El jugador de ajedrez (*1/2)

Diego Padilla conoce a la que será su esposa el mismo día que se proclama campeón de España de ajedrez. Tras la Guerra Civil, ella le convence de marchar juntos con su hija a París, donde sufrirán la invasión nazi. Acusado de espía, el protagonista será confinado en una prisión de la que sólo la muerte parece la única salida.
Fue en la década pasada, concretamente en 2009, cuando el madrileño Julio Castedo publicó El jugador de ajedrez, reeditado ahora, cuando la adaptación cinematográfica escrita por él mismo ha desfilado por el Festival de Málaga y se apresta a su estreno en salas comerciales. Luis Oliveros, realizador de la televisiva El ángel de Budapest, firma de esta forma su segundo largometraje tras la decepcionante Pata negra -2001-. Esta vez ha dispuesto de un reparto internacional, con una producción llamativa y un diseño de vestuario que destaca tanto cuando la historia se desarrolla en España como cuando tiene lugar en Francia.
Diego Padilla –Marc Clotet- juega con negras la partida de ajedrez que decide el título de campeón de España. Entre los periodistas acreditados se encuentra Javier Sánchez –Alejo Saura-, hasta quien se acerca Marianne Latour –Melina Matthews-, una bella mujer francesa. Los tres celebran la victoria de Diego por quien la joven está más que interesada. Tras desposarse, su primogénita nace en la capital de España, durante la Guerra Civil, donde combate Javier defendiendo las filas republicanas.
Una vez concluida la contienda, Diego, que nunca ha querido inmiscuirse en política, se ve acosado por varios frentes. Percibe un mísero sueldo como maestro de ajedrez a militares de alta graduación, entre ellos el comandante Hernández –Pau Durà-, quien le insta a alistarse en la Falange y optar nuevamente al título nacional. La mistad con Javier le sitúa en una posición problemática, mientras que Marianne le aconseja marcharse a Francia, donde su amigo Pierre Boileau –Lionel Auguste-, un terrateniente borgoñés, puede ayudarles.
En París no mejora la situación, puesto que la ocupación nazi y una denuncia anónima dan con el protagonista en una celda común del cuartel de las SS en la capital francesa, de donde nadie sale si no es para ser fusilado.
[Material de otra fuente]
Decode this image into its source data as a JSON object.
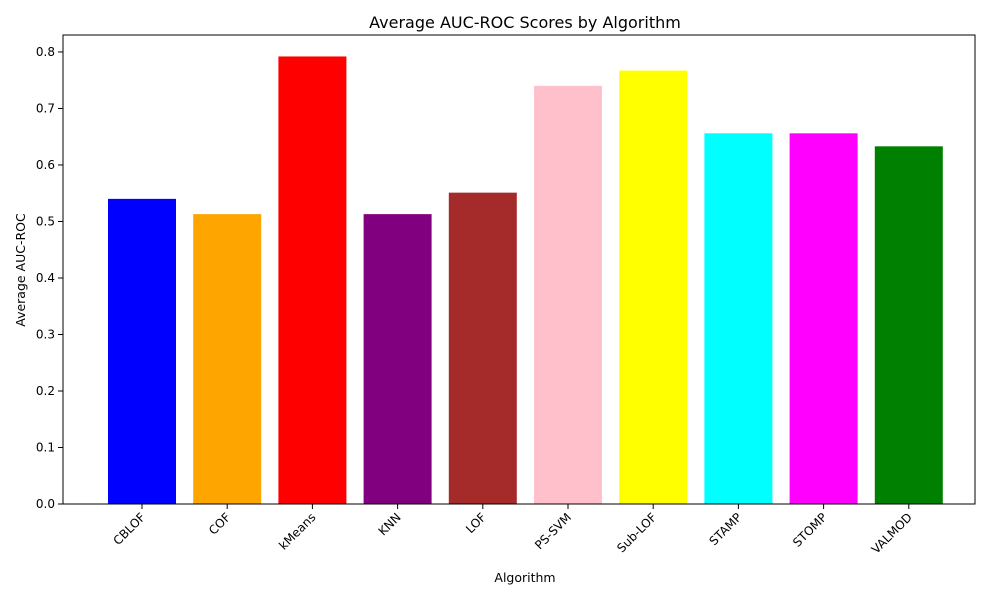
{
  "chart_data": {
    "type": "bar",
    "title": "Average AUC-ROC Scores by Algorithm",
    "xlabel": "Algorithm",
    "ylabel": "Average AUC-ROC",
    "categories": [
      "CBLOF",
      "COF",
      "kMeans",
      "KNN",
      "LOF",
      "PS-SVM",
      "Sub-LOF",
      "STAMP",
      "STOMP",
      "VALMOD"
    ],
    "values": [
      0.54,
      0.513,
      0.792,
      0.513,
      0.551,
      0.74,
      0.767,
      0.656,
      0.656,
      0.633
    ],
    "colors": [
      "#0000ff",
      "#ffa500",
      "#ff0000",
      "#800080",
      "#a52a2a",
      "#ffc0cb",
      "#ffff00",
      "#00ffff",
      "#ff00ff",
      "#008000"
    ],
    "ylim": [
      0,
      0.83
    ],
    "yticks": [
      "0.0",
      "0.1",
      "0.2",
      "0.3",
      "0.4",
      "0.5",
      "0.6",
      "0.7",
      "0.8"
    ],
    "grid": false,
    "legend": false
  }
}
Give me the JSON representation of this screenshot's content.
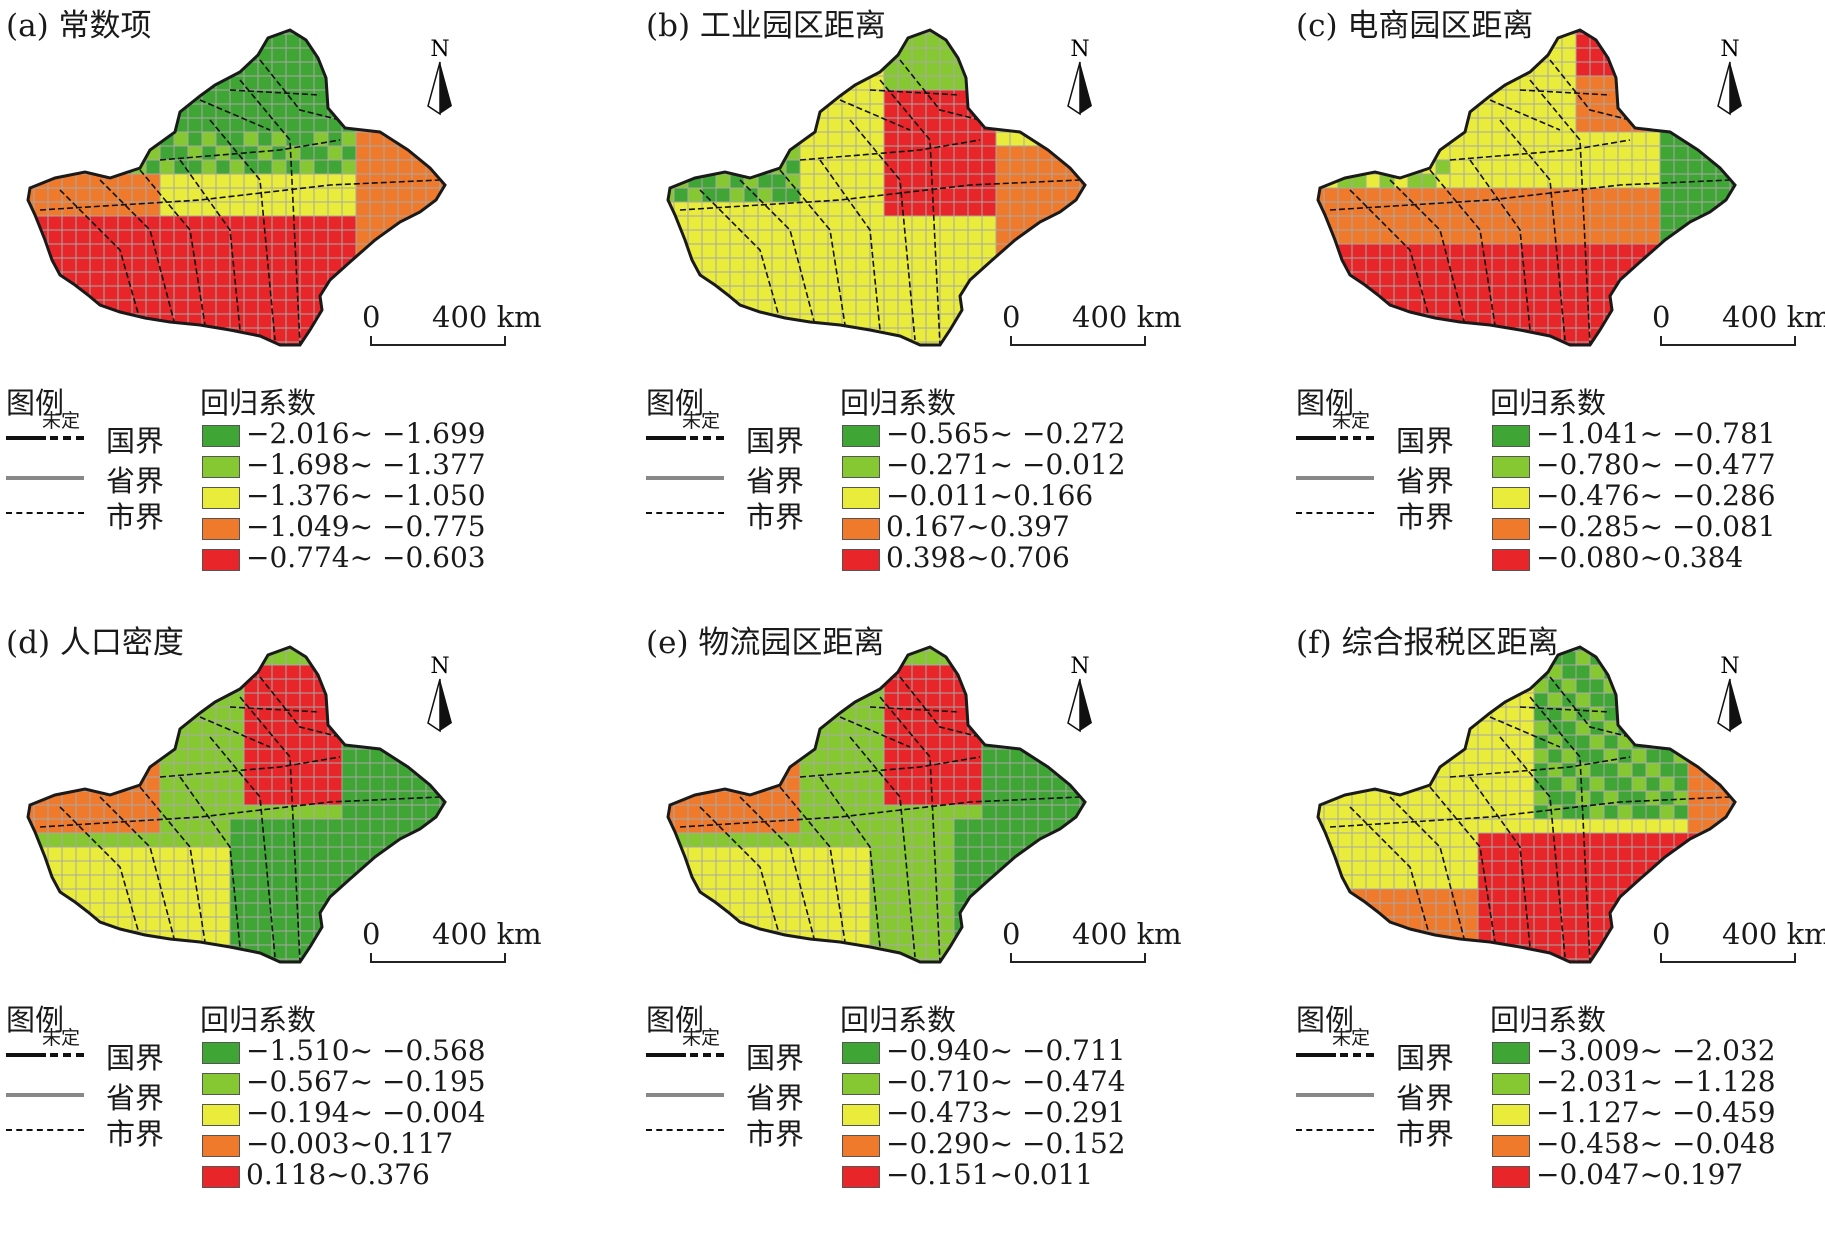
{
  "colors": {
    "class1": "#3fa535",
    "class2": "#86c832",
    "class3": "#e9ec3a",
    "class4": "#ef7a2b",
    "class5": "#e8262a",
    "grid": "#a8a8a8",
    "boundary": "#1a1a1a"
  },
  "legend": {
    "title": "图例",
    "coef_title": "回归系数",
    "national": "国界",
    "undetermined": "未定",
    "province": "省界",
    "city": "市界"
  },
  "north_label": "N",
  "scale": {
    "zero": "0",
    "km": "400 km"
  },
  "panels": [
    {
      "title": "(a) 常数项",
      "ranges": [
        "−2.016~ −1.699",
        "−1.698~ −1.377",
        "−1.376~ −1.050",
        "−1.049~ −0.775",
        "−0.774~ −0.603"
      ],
      "pattern": "a"
    },
    {
      "title": "(b) 工业园区距离",
      "ranges": [
        "−0.565~ −0.272",
        "−0.271~ −0.012",
        "−0.011~0.166",
        "0.167~0.397",
        "0.398~0.706"
      ],
      "pattern": "b"
    },
    {
      "title": "(c) 电商园区距离",
      "ranges": [
        "−1.041~ −0.781",
        "−0.780~ −0.477",
        "−0.476~ −0.286",
        "−0.285~ −0.081",
        "−0.080~0.384"
      ],
      "pattern": "c"
    },
    {
      "title": "(d) 人口密度",
      "ranges": [
        "−1.510~ −0.568",
        "−0.567~ −0.195",
        "−0.194~ −0.004",
        "−0.003~0.117",
        "0.118~0.376"
      ],
      "pattern": "d"
    },
    {
      "title": "(e) 物流园区距离",
      "ranges": [
        "−0.940~ −0.711",
        "−0.710~ −0.474",
        "−0.473~ −0.291",
        "−0.290~ −0.152",
        "−0.151~0.011"
      ],
      "pattern": "e"
    },
    {
      "title": "(f) 综合报税区距离",
      "ranges": [
        "−3.009~ −2.032",
        "−2.031~ −1.128",
        "−1.127~ −0.459",
        "−0.458~ −0.048",
        "−0.047~0.197"
      ],
      "pattern": "f"
    }
  ]
}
Tras sufrir distintas vejaciones por parte del sargento Kauffaman –Mike Hoffmann- conoce a otro prisionero español –Andrés Gertrúdix-, quien le ayuda a sobrellevar el martirio. Finalmente, su situación se suaviza cuando el hedonista coronel Maier –Stefan Weinert- le solicita para competir ante el tablero de escaques.
La novela original describe las más bajas pasiones, pero también resalta el valor de la amistad y la compasión, que obliga a su protagonista a tomar una decisión dolorosa ante una elección excepcionalmente comprometida. Diego Padilla es un hombre bueno, que no rehúye los problemas aunque prefiere no encontrárselos de cara. Se casa por amor y por amor abandona la ciudad en la que nació y triunfó. Sale de una guerra para meterse en otra, pero que también la lleva consigo. Y en todos los casos, sin pretenderlo. Quiere mantenerse al margen pero le resulta imposible.
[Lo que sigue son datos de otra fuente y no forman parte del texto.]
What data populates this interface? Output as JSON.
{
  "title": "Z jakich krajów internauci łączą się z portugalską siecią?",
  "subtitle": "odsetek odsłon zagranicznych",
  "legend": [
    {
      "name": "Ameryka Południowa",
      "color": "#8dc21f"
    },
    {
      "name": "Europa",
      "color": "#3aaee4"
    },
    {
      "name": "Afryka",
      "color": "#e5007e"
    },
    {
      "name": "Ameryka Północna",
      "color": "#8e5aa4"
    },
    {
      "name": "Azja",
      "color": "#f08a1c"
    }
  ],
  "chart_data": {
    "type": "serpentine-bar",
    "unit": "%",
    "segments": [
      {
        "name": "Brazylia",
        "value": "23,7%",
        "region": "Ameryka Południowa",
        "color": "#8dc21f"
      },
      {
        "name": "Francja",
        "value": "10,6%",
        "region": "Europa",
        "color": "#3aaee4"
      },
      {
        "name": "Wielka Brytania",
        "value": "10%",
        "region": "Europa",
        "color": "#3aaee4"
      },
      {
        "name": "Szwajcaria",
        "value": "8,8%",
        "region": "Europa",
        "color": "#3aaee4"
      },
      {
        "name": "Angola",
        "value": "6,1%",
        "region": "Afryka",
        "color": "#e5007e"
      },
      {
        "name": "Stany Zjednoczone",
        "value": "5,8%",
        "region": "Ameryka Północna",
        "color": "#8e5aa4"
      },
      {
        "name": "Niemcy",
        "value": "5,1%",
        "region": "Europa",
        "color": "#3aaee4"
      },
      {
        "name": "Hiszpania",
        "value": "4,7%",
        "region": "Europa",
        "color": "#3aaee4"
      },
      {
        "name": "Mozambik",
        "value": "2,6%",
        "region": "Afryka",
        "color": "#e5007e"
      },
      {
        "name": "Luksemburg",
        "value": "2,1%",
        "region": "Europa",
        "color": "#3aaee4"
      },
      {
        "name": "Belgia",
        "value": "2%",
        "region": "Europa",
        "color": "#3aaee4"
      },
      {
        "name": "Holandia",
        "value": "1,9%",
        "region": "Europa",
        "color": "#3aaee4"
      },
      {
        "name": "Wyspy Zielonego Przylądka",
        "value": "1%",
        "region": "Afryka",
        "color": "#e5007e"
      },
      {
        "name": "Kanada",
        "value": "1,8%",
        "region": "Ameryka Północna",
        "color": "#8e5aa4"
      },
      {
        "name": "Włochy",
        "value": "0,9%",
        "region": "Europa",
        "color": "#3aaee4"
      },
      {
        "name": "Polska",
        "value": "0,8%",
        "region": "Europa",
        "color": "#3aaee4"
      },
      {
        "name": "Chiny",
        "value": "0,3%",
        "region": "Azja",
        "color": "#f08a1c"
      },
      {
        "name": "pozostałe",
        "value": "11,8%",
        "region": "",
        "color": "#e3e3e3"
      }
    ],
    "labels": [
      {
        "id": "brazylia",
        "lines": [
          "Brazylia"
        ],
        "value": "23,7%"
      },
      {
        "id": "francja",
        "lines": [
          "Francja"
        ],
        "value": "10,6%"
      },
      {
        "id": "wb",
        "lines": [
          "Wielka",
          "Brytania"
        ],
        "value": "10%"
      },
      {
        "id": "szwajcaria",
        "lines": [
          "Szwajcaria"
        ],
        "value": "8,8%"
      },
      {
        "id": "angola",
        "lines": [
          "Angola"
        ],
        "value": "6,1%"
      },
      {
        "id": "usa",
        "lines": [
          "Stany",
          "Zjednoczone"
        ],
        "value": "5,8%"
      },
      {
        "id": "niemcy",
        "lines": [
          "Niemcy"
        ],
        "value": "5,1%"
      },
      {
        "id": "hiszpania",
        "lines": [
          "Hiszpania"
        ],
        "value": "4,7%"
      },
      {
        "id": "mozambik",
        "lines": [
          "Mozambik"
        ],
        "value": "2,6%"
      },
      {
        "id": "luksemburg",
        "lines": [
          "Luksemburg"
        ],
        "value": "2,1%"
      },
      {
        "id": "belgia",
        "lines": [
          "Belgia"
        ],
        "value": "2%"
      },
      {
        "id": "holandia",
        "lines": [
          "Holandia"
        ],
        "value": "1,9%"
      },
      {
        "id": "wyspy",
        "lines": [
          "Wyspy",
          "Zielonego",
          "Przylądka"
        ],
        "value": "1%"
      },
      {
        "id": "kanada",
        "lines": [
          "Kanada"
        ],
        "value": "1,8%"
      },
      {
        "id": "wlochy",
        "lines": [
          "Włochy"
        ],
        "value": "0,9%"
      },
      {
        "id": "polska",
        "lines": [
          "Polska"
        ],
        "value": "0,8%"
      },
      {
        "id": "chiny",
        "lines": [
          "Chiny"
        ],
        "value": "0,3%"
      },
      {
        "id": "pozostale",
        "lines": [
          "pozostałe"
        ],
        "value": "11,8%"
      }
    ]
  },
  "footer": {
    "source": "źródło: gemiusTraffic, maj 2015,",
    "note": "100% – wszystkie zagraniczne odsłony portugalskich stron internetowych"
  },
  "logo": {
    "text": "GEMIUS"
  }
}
En la película se adivinan más que se describen los sentimientos y las relaciones humanas. A los personajes les falta profundidad y sus reacciones, justificadas en la historia, parece que en la pantalla son más viscerales que lógicas. Las adaptaciones literarias son difíciles, sobre todo cuando se pretende contar todo lo que se describe en la novela. Muchas veces, es mejor que alguien externo se encargue de ese trabajo porque, como sucede en este caso, hay secuencias que cinematográficamente se nos antojan inocuas mientras que otras deberían ser bastante menos esquemáticas.
Nace el argumento con un flechazo difícil de justificar en la forma, aunque Luis Oliveros muestra unas imágenes muy atractivas, en especial cuando los dos amantes se abrazan y bailan bajo la lluvia. Se pasa muy de puntillas por la Guerra Civil y las imágenes de un París dominado por los nazis no muestran unos efectos visuales sorprendentes. La película mejora en todos los sentidos cuando Diego es apresado, aunque durante toda la función se manifiesta un regusto a folletín difícil de desechar. Su conjunto se ajusta a las normas de las emisiones televisivas de sobremesa, aunque su producción artística y su vestuario, en especial el de Melina Matthews, así como la partitura de Alejandro Vivas la dignifiquen.